Get-AzureStorSimpleFailoverVolumeContainers
Hiermee haalt u de volumecontainergroepen op voor apparaatfailover.
Notitie
De cmdlets waarnaar in deze documentatie wordt verwezen, zijn bedoeld voor het beheren van verouderde Azure-resources die gebruikmaken van ASM-API's (Azure Service Manager). Deze verouderde PowerShell-module wordt niet aanbevolen bij het maken van nieuwe resources, omdat ASM is gepland voor buitengebruikstelling. Zie Buitengebruikstelling van Azure Service Manager voor meer informatie.

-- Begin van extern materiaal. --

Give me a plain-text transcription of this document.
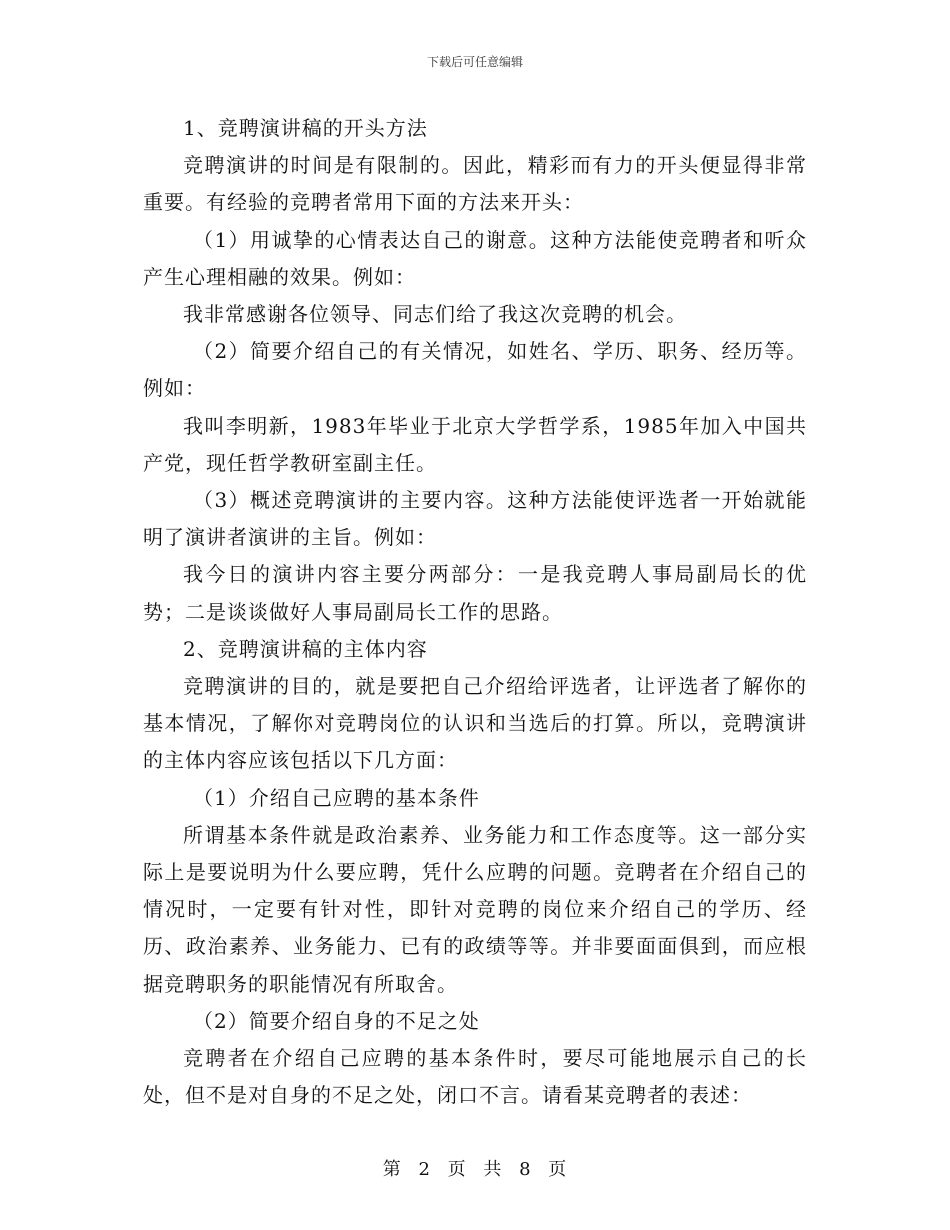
下载后可任意编辑

1、竞聘演讲稿的开头方法

竞聘演讲的时间是有限制的。因此，精彩而有力的开头便显得非常重要。有经验的竞聘者常用下面的方法来开头：

（1）用诚挚的心情表达自己的谢意。这种方法能使竞聘者和听众产生心理相融的效果。例如：

我非常感谢各位领导、同志们给了我这次竞聘的机会。

（2）简要介绍自己的有关情况，如姓名、学历、职务、经历等。例如：

我叫李明新，1983年毕业于北京大学哲学系，1985年加入中国共产党，现任哲学教研室副主任。

（3）概述竞聘演讲的主要内容。这种方法能使评选者一开始就能明了演讲者演讲的主旨。例如：

我今日的演讲内容主要分两部分：一是我竞聘人事局副局长的优势；二是谈谈做好人事局副局长工作的思路。

2、竞聘演讲稿的主体内容

竞聘演讲的目的，就是要把自己介绍给评选者，让评选者了解你的基本情况，了解你对竞聘岗位的认识和当选后的打算。所以，竞聘演讲的主体内容应该包括以下几方面：

（1）介绍自己应聘的基本条件

所谓基本条件就是政治素养、业务能力和工作态度等。这一部分实际上是要说明为什么要应聘，凭什么应聘的问题。竞聘者在介绍自己的情况时，一定要有针对性，即针对竞聘的岗位来介绍自己的学历、经历、政治素养、业务能力、已有的政绩等等。并非要面面俱到，而应根据竞聘职务的职能情况有所取舍。

（2）简要介绍自身的不足之处

竞聘者在介绍自己应聘的基本条件时，要尽可能地展示自己的长处，但不是对自身的不足之处，闭口不言。请看某竞聘者的表述：

第 2 页 共 8 页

De Az PowerShell-module is de aanbevolen PowerShell-module voor het beheren van ARM-resources (Azure Resource Manager) met PowerShell.
Syntaxis
Get-AzureStorSimpleFailoverVolumeContainers
-DeviceId <String>
[-Profile <AzureSMProfile>]
[<CommonParameters>]
Get-AzureStorSimpleFailoverVolumeContainers
-DeviceName <String>
[-Profile <AzureSMProfile>]
[<CommonParameters>]
Description
De cmdlet Get-AzureStorSimpleFailoverVolumeContainers haalt de volumecontainergroepen op voor apparaatfailover. Geef één VolumeContainer-groep of een matrix van VolumeContainer-groepen door aan de cmdlet Start-AzureStorSimpleDeviceFailover . Alleen groepen met een waarde van $True voor de eigenschap IsDCGroupEligibleForDR komen in aanmerking voor failover.
Voorbeelden
Voorbeeld 1: Failovervolumecontainers ophalen
PS C:\>Get-AzureStorSimpleFailoverVolumeContainers -DeviceName "ChewD_App7"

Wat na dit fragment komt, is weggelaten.